Wi-Fi 6 is the most sought-after wireless LAN technology by enterprises, but the global chip shortage is preventing it from getting into the hands of IT pros as quickly as desired, according to the Dell’Oro Group.
The usual amount of lead time required for a purchase of new Wi-Fi equipment is two to four weeks, according to the report’s author, Tam Dell’Oro, the CEO and founder of the group. “Now, we’re looking at between three and six months,” she said.
The worldwide dearth of silicon is to blame. According to Dell’Oro, the biggest enterprise Wi-Fi vendors were the first to feel the pinc eharlier this year. Cisco, Extreme, and HPE/Aruba reported in their second-quarter results that the shortage was affecting supply, and many more US and European sellers reported similar problems in the third quarter.

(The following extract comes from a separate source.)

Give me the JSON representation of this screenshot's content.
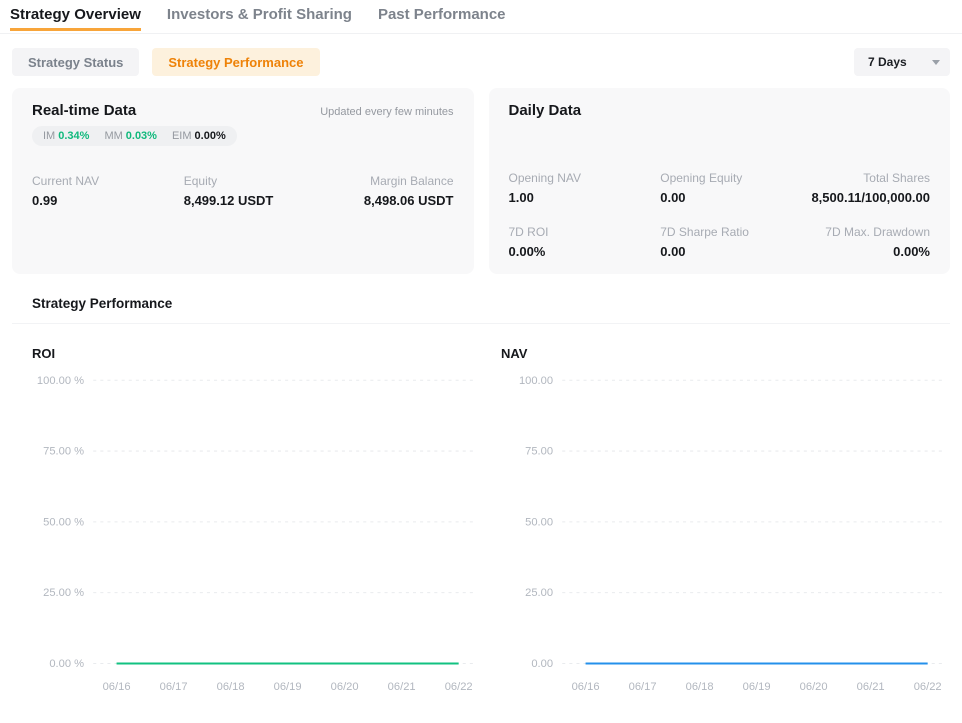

This has led the vendors to adopt a triage system to address the needs of enterprise IT customers, Dell’Oro said. Clients with failing networks, or those with particularly outdated hardware, might get pushed to the front of the pack, but the average business on a normal refresh cycle might have to wait in line with everyone else.
“What we’re hearing from all the manufacturers out there is that they’re trying to help the customers who are in dire straits,” she said. “They’re trying to…send the customer enough to put out the fire, and put the rest of the order in the queue.”
Shipping delays caused by shortages have been felt across the computing industry, but Wi-Fi 6 has been particularly hard-hit. Dell’Oro said that the standard is now the default for enterprises making scheduled upgradesi, and has been since the early part of 2021, while the Wi-Fi 6E standard that supports more spectrum bands has yet to make much of a dent. “Wi-Fi 6E is just starting to hit the market, and it’s super early days,” she noted.
What’s more, the situation is unlikely to improve soon. “If you listen to the financial-earnings conference calls, almost all of the senior executives of the network-equipment manufacturers are all saying that they expect by talking with their components suppliers that the supply constraints are going to continue through the first half of 2022,” Dell’Oro said. “[That could] ease up in the second half of 2022, but they’re not really sure.”